Eine unerschütterliche Gewissheit
In meiner letzten Frage will ich wissen, welcher Satz sie durchs Leben trägt. Und wieder merke ich, warum ich ihr so gern folge. Weil es auch einer meiner liebsten Sätze ist: Du kannst nicht tiefer fallen als in Gottes Hand. "Als mein erster Sohn starb, wusste ich: Ich kann jetzt nicht tiefer fallen als bis dahin. Der Fall hört auf. Dann bin ich gehalten bei Gott. Da kann mir nichts mehr passieren. Schlimmer kann es einfach nicht werden." Dieser Satz, obgleich er nicht aus der Bibel stammt, birgt so viel Vertrauen, Gewissheit. Alles kann richtig schlimm werden, richtig unerträglich. Ich kann alles gegen die Wand fahren. Aber davon geht die Welt nicht unter. "Wir können nicht tiefer fallen als zu dem, der uns auffängt, uns trägt. Und der uns Licht verspricht."
Das! Das ist der Glaube, den ich meiner Tochter mitgeben möchte. Der Grund, warum ich Gott in unseren Alltag bringen möchte. Warum ich mir für sie wünsche, glauben zu können. Wofür ich bete und weshalb.

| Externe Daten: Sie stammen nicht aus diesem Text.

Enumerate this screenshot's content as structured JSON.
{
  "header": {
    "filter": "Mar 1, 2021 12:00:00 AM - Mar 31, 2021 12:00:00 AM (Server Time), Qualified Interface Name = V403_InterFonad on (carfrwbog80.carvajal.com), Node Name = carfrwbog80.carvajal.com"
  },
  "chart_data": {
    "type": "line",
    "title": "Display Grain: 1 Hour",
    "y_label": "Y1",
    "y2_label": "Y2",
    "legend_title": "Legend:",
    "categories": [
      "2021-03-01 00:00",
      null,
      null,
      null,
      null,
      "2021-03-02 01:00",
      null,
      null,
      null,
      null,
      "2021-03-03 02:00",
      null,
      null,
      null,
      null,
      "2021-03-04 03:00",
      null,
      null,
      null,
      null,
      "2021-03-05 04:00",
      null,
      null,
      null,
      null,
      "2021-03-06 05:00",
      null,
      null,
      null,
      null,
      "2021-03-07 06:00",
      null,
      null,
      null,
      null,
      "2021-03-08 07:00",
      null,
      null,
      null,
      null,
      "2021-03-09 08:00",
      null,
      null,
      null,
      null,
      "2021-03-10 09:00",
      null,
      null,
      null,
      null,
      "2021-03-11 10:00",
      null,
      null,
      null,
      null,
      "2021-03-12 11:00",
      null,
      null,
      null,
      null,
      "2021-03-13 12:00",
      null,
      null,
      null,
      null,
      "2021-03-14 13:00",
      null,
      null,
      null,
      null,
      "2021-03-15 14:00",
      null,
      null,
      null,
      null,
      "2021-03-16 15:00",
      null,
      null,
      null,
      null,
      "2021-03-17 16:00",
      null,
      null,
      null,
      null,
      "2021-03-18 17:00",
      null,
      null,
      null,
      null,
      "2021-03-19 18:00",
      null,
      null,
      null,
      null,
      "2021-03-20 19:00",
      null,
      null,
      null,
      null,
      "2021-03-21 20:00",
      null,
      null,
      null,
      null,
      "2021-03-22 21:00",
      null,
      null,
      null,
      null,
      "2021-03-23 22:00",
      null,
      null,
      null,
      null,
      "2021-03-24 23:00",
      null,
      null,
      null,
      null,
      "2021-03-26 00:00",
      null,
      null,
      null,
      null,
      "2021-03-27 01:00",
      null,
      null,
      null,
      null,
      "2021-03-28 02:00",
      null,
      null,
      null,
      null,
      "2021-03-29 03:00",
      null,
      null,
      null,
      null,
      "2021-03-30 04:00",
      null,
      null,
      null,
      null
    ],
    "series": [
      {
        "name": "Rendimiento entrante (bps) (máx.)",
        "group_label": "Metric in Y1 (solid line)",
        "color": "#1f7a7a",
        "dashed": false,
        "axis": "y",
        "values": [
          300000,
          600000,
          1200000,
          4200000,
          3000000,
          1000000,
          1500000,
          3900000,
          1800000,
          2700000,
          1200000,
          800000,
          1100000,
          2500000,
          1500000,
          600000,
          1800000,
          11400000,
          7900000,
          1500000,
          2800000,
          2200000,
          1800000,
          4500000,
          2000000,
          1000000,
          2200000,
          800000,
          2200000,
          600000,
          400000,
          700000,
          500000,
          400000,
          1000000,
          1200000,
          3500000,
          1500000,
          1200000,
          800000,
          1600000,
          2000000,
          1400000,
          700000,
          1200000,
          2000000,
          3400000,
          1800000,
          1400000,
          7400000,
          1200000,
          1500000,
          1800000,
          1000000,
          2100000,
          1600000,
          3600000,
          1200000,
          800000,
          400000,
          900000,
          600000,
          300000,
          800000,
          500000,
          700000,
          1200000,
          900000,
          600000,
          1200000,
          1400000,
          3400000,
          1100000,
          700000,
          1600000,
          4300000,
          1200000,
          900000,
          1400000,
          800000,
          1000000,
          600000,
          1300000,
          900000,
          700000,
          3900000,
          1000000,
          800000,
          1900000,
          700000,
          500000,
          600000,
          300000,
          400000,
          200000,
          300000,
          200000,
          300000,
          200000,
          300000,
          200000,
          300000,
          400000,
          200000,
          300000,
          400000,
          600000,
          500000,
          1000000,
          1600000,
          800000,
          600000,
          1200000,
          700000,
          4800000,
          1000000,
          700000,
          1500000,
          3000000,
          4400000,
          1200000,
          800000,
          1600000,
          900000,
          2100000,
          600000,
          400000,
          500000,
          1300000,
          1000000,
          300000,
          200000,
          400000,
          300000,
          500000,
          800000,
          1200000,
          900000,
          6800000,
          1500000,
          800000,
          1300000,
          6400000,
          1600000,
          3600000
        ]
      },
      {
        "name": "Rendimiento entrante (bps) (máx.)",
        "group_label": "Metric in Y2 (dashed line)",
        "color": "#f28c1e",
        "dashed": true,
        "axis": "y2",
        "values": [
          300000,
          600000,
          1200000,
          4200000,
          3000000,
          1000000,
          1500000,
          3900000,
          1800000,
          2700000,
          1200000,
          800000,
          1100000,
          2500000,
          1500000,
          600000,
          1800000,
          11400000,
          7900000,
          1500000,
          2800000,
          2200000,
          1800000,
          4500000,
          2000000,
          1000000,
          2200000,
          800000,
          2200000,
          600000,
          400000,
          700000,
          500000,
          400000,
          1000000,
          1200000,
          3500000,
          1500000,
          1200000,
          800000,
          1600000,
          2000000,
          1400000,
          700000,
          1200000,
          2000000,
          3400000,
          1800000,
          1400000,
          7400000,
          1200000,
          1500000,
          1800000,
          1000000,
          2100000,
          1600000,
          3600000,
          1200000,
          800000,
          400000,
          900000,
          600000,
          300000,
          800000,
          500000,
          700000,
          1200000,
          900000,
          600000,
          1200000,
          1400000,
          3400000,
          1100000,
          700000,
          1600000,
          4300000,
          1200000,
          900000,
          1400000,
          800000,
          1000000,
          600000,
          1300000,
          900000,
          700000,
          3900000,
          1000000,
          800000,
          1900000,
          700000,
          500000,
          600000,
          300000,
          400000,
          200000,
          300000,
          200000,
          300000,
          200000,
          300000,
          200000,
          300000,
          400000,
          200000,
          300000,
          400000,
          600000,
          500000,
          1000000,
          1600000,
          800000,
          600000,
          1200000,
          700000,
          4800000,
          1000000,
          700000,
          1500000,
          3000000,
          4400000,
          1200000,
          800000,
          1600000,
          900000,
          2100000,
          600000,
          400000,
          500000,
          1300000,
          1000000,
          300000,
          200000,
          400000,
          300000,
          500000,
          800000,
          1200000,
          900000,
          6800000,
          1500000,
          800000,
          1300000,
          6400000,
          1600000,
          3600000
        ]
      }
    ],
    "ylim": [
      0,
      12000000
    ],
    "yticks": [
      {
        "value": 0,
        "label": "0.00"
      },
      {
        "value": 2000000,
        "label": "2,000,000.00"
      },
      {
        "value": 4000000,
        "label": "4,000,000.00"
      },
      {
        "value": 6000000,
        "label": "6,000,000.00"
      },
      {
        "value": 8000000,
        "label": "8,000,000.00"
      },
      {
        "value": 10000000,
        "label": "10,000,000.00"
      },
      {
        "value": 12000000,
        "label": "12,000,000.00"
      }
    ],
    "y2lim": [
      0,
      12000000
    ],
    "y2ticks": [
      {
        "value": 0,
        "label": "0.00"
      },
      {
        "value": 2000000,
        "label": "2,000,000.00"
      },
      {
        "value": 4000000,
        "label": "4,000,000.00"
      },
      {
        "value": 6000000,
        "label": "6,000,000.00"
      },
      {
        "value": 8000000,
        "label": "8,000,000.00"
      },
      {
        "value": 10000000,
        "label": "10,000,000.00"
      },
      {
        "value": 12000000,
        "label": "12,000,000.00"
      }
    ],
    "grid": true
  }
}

Und auch wenn es in jedem Alter Zugänge, Methoden, Tipps und Anleitungen gibt, zu Beten, so braucht es vor allem einfach Mut. Den Mut anzufangen und unperfekt, wie wir Menschen nun mal sind, einfach zu beten.
Denn um noch einmal Josephine Teske zu zitieren: "Gott versteht mich trotzdem!"